Strikers at Amplats in Rustenburg. (AFP)
Johannesburg - Striking Anglo Platinum [JSE:AMS] (Amplats) workers will not suspend their strike, the Rustenburg Joint Strike Co-ordinating Committee said on Sunday.
"We are not going to be intimidated into submission. We are not going to participate in any form of disciplinary hearing," said spokesperson Mametlwe Sebei.
He said the disciplinary hearing was a threat aimed at forcing the workers to abandon the strike.
"We will engage management on issues relating to our demand, which is a R16 000 salary [at Amplats mines]."
He said the only way to resolve issues affecting mineworkers in South Africa was to nationalise the mines.
"The only way to deal with the cheap migrant labour legacy is to allow mine workers to own these mine through nationalisation."
Sebei said he would be visiting other mines to push forward their demand for a basic salary of R12 500.
"I will be at mines in Limpopo, Free State and Carletonville from Monday."
On Saturday, he told reporters in Marikana that the strike in the mining sector was continuing despite threats of dismissal.
"No amount of threats or deaths can stop us, we are determined to continue with the strike."
Sebei said a meeting of the strike committees in all mines in the country had agreed to intensify the strike.
"We have agreed to escalate the strike, we are going to shut down the bit that is still operating. All workers in the country must be paid a minimum of R12 500. We are calling for a minimum wage for all workers."
It was agreed that workers should embark on a national strike in November to push for a minimum wage. The national strike was planned for November 3.
Sebei, who is from the Democratic Socialist Movement, denied they had "hijacked" the mineworkers strike.
"We are in solidarity with the workers. Four weeks after the Marikana strike, we saw that no one was standing up for the workers and we offered them solidarity."
He said his movement would canvas international support for mineworkers.
"We will call for a solidarity march at SA embassies abroad, the day workers stage a national strike. It is not fair that mineworkers are living in poor condition while the bosses' pets are far better off."

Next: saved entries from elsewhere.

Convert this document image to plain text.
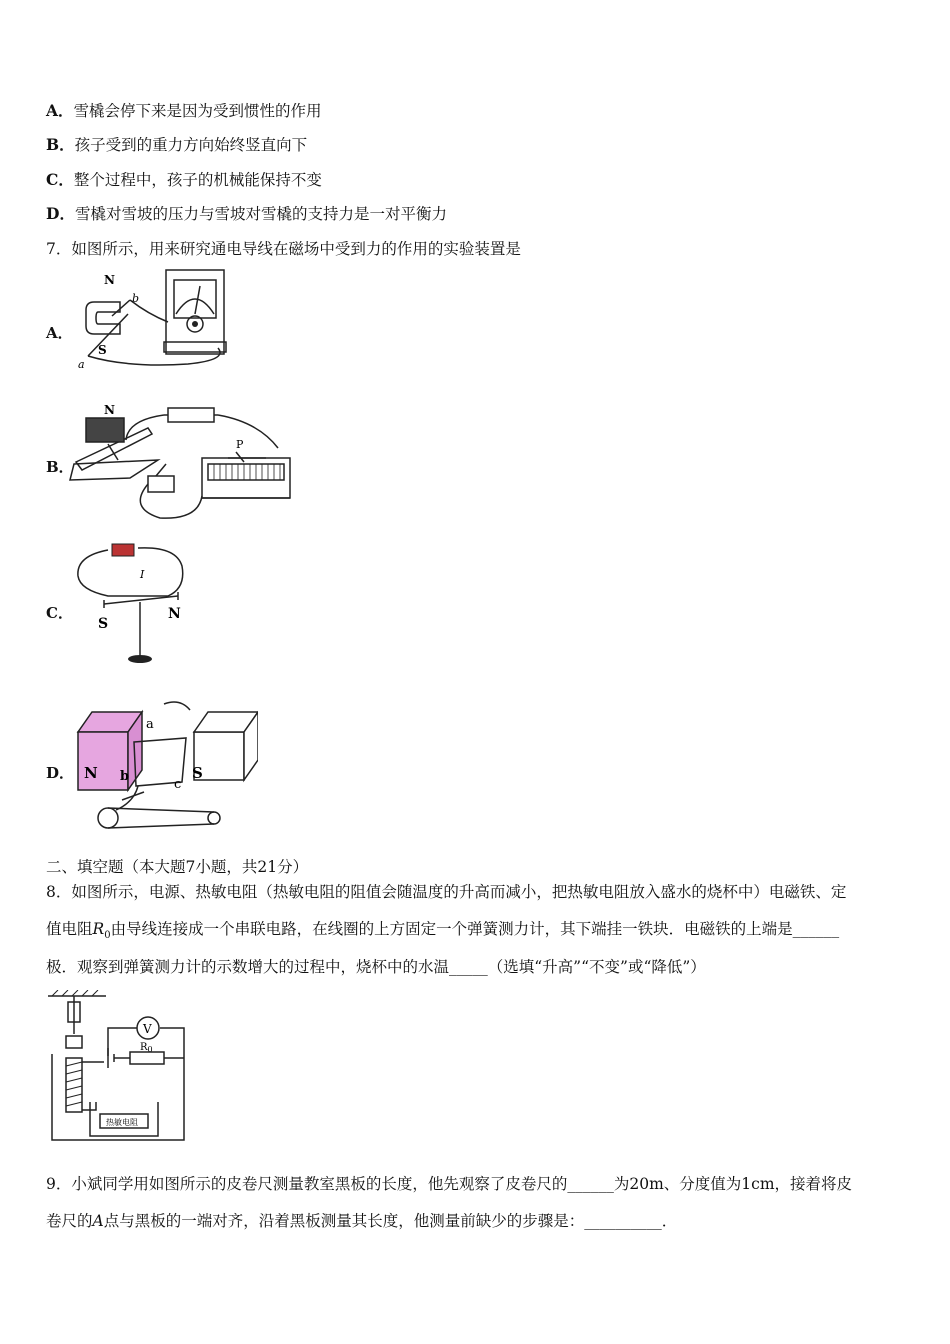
A．雪橇会停下来是因为受到惯性的作用
B．孩子受到的重力方向始终竖直向下
C．整个过程中，孩子的机械能保持不变
D．雪橇对雪坡的压力与雪坡对雪橇的支持力是一对平衡力
7．如图所示，用来研究通电导线在磁场中受到力的作用的实验装置是
A．
B．
C．
D．
N
S
b
a
N
P
S
N
I
N	S
a
b
c
二、填空题（本大题7小题，共21分）
8．如图所示，电源、热敏电阻（热敏电阻的阻值会随温度的升高而减小，把热敏电阻放入盛水的烧杯中）电磁铁、定
值电阻$R_0$由导线连接成一个串联电路，在线圈的上方固定一个弹簧测力计，其下端挂一铁块．电磁铁的上端是______
极．观察到弹簧测力计的示数增大的过程中，烧杯中的水温_____（选填“升高”“不变”或“降低”）
V
$R_0$
热敏电阻
9．小斌同学用如图所示的皮卷尺测量教室黑板的长度，他先观察了皮卷尺的______为20m、分度值为1cm，接着将皮
卷尺的A点与黑板的一端对齐，沿着黑板测量其长度，他测量前缺少的步骤是：__________．
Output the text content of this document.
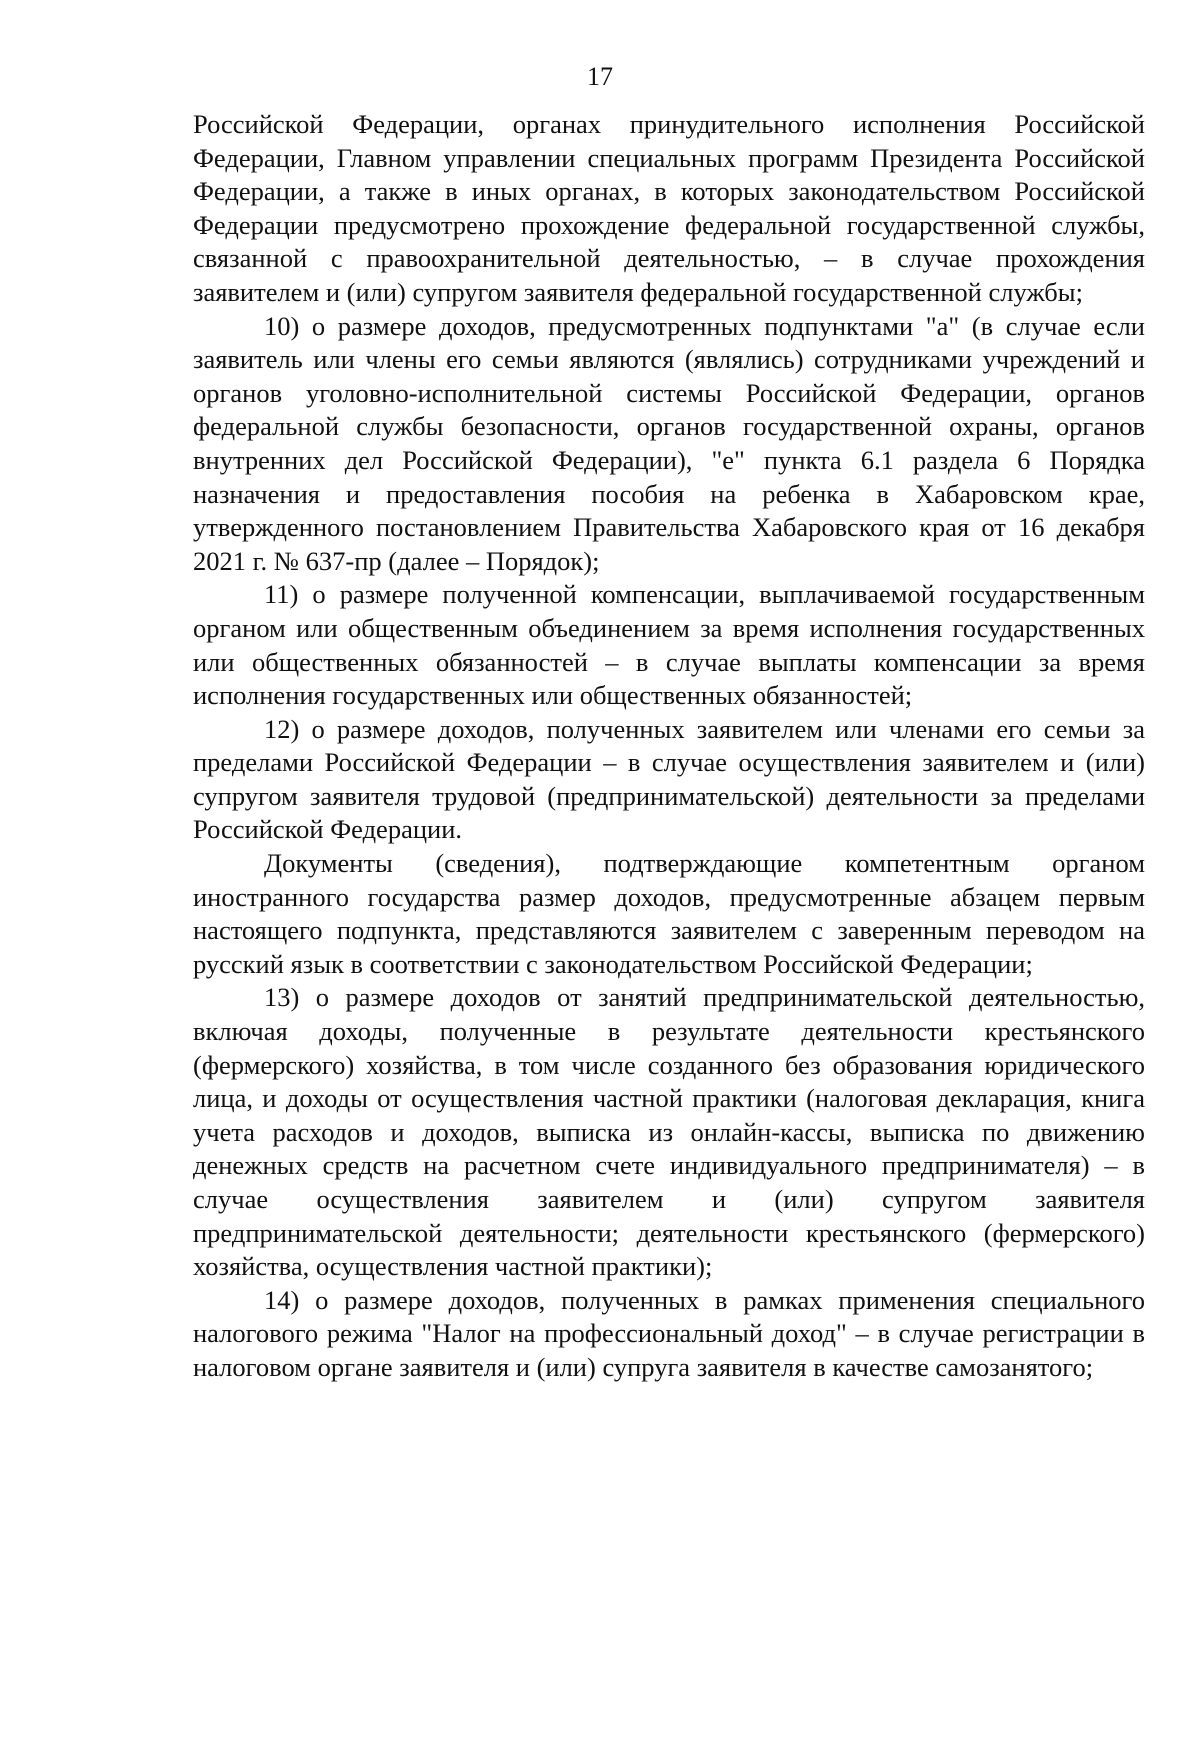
17

Российской Федерации, органах принудительного исполнения Российской Федерации, Главном управлении специальных программ Президента Российской Федерации, а также в иных органах, в которых законодательством Российской Федерации предусмотрено прохождение федеральной государственной службы, связанной с правоохранительной деятельностью, – в случае прохождения заявителем и (или) супругом заявителя федеральной государственной службы;

10) о размере доходов, предусмотренных подпунктами "а" (в случае если заявитель или члены его семьи являются (являлись) сотрудниками учреждений и органов уголовно-исполнительной системы Российской Федерации, органов федеральной службы безопасности, органов государственной охраны, органов внутренних дел Российской Федерации), "е" пункта 6.1 раздела 6 Порядка назначения и предоставления пособия на ребенка в Хабаровском крае, утвержденного постановлением Правительства Хабаровского края от 16 декабря 2021 г. № 637-пр (далее – Порядок);

11) о размере полученной компенсации, выплачиваемой государственным органом или общественным объединением за время исполнения государственных или общественных обязанностей – в случае выплаты компенсации за время исполнения государственных или общественных обязанностей;

12) о размере доходов, полученных заявителем или членами его семьи за пределами Российской Федерации – в случае осуществления заявителем и (или) супругом заявителя трудовой (предпринимательской) деятельности за пределами Российской Федерации.

Документы (сведения), подтверждающие компетентным органом иностранного государства размер доходов, предусмотренные абзацем первым настоящего подпункта, представляются заявителем с заверенным переводом на русский язык в соответствии с законодательством Российской Федерации;

13) о размере доходов от занятий предпринимательской деятельностью, включая доходы, полученные в результате деятельности крестьянского (фермерского) хозяйства, в том числе созданного без образования юридического лица, и доходы от осуществления частной практики (налоговая декларация, книга учета расходов и доходов, выписка из онлайн-кассы, выписка по движению денежных средств на расчетном счете индивидуального предпринимателя) – в случае осуществления заявителем и (или) супругом заявителя предпринимательской деятельности; деятельности крестьянского (фермерского) хозяйства, осуществления частной практики);

14) о размере доходов, полученных в рамках применения специального налогового режима "Налог на профессиональный доход" – в случае регистрации в налоговом органе заявителя и (или) супруга заявителя в качестве самозанятого;
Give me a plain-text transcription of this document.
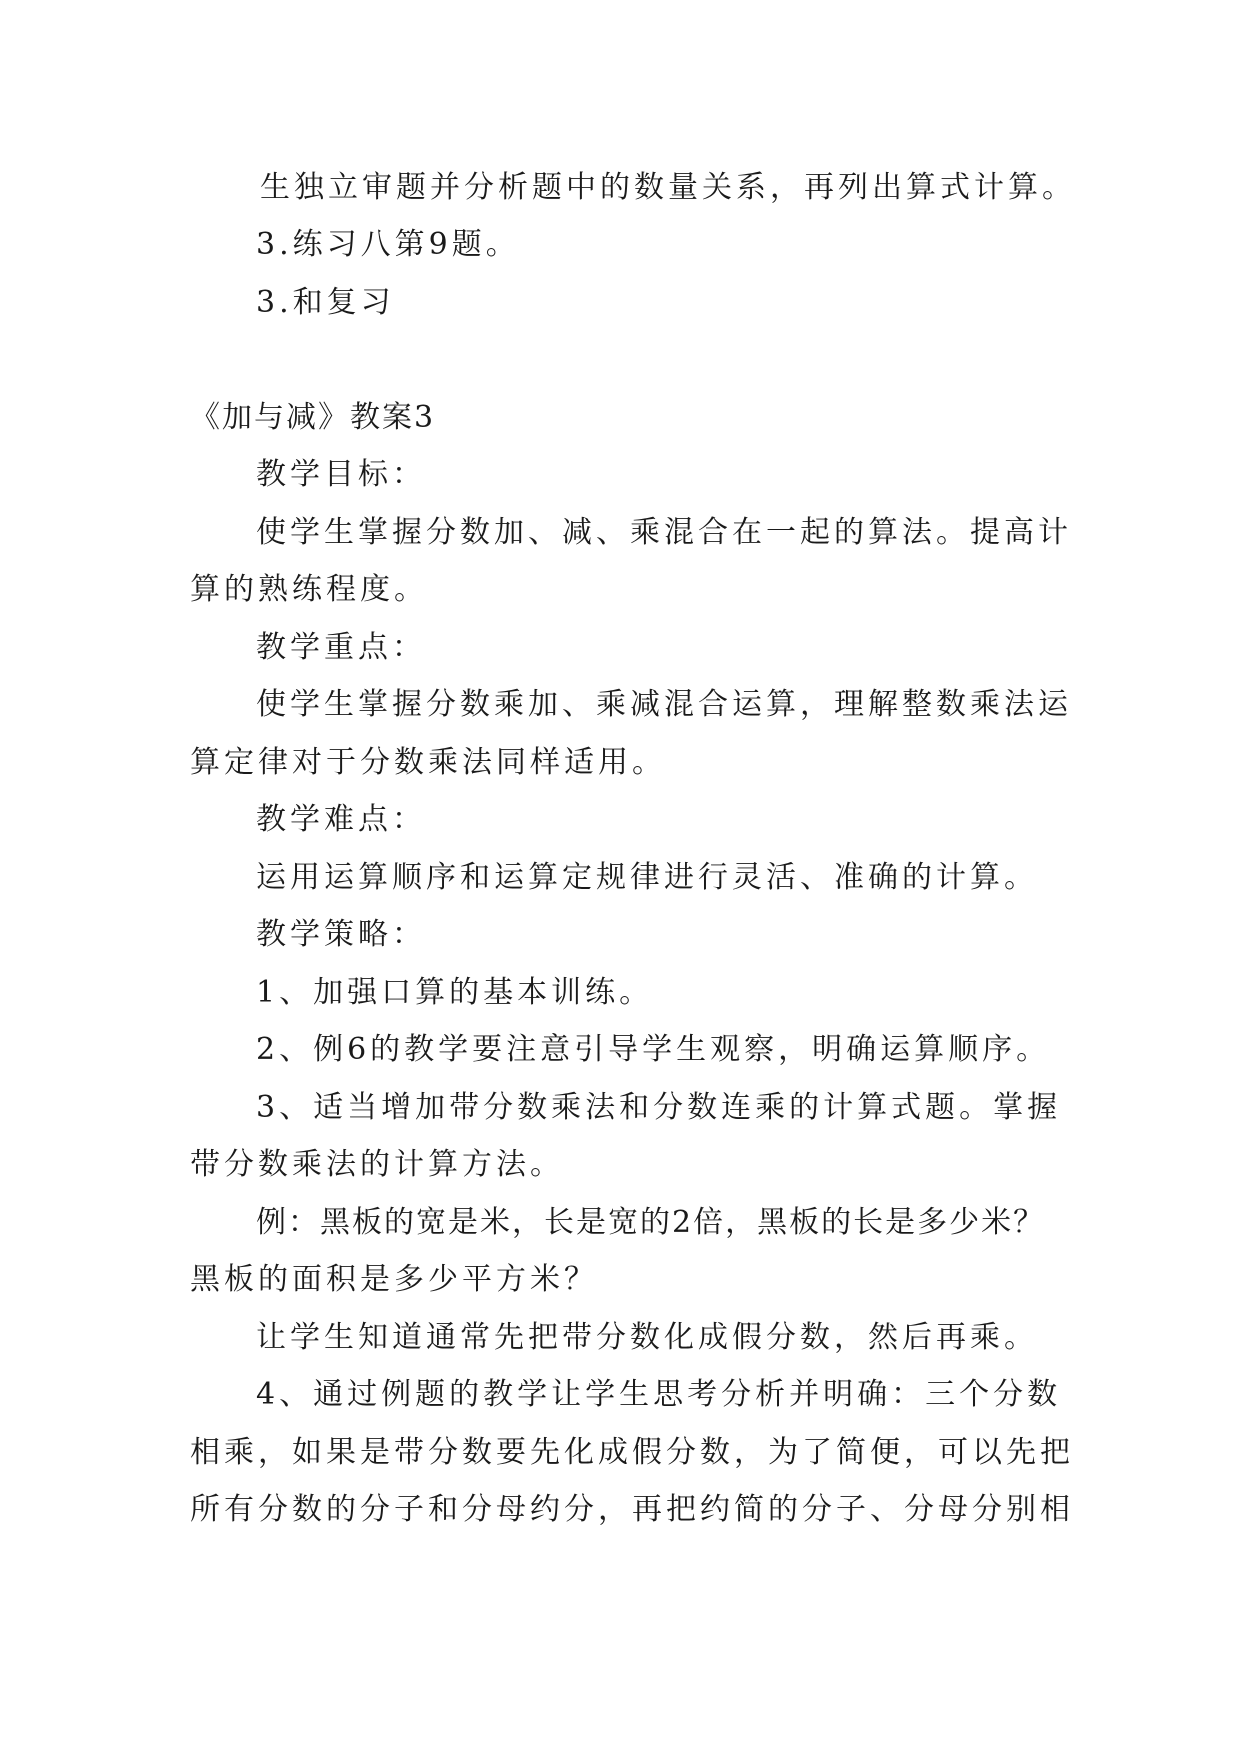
生独立审题并分析题中的数量关系，再列出算式计算。
3.练习八第9题。
3.和复习
《加与减》教案3
教学目标：
使学生掌握分数加、减、乘混合在一起的算法。提高计
算的熟练程度。
教学重点：
使学生掌握分数乘加、乘减混合运算，理解整数乘法运
算定律对于分数乘法同样适用。
教学难点：
运用运算顺序和运算定规律进行灵活、准确的计算。
教学策略：
1、加强口算的基本训练。
2、例6的教学要注意引导学生观察，明确运算顺序。
3、适当增加带分数乘法和分数连乘的计算式题。掌握
带分数乘法的计算方法。
例：黑板的宽是米，长是宽的2倍，黑板的长是多少米？
黑板的面积是多少平方米？
让学生知道通常先把带分数化成假分数，然后再乘。
4、通过例题的教学让学生思考分析并明确：三个分数
相乘，如果是带分数要先化成假分数，为了简便，可以先把
所有分数的分子和分母约分，再把约简的分子、分母分别相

The committee made up of leaders from different mines in Rustenburg, met with other leaders from mines in Limpopo, Free State and Mpumalanga with a view of forming a national committee to speak for mineworkers, when the strikes were over.
"We need to have a constitution that will guide us to deal with those who left the structures once issues at their mines have been resolved," said Evan Ramokga, one of the leaders.
He said leaders at mines that were still operating should not expose strikers to arrest by leading them to shut down the mines.
"Do not use the wildcat [strikes], you expose them to arrest. Rather come to us to share ideas. We know how to shut the mines. The aim is to stop smelters from operating."
Amplats has fired 12 000 workers for failing to attend disciplinary hearings.
On Friday, Amplats said the four-week long strike had cost it R1.1bn in revenue.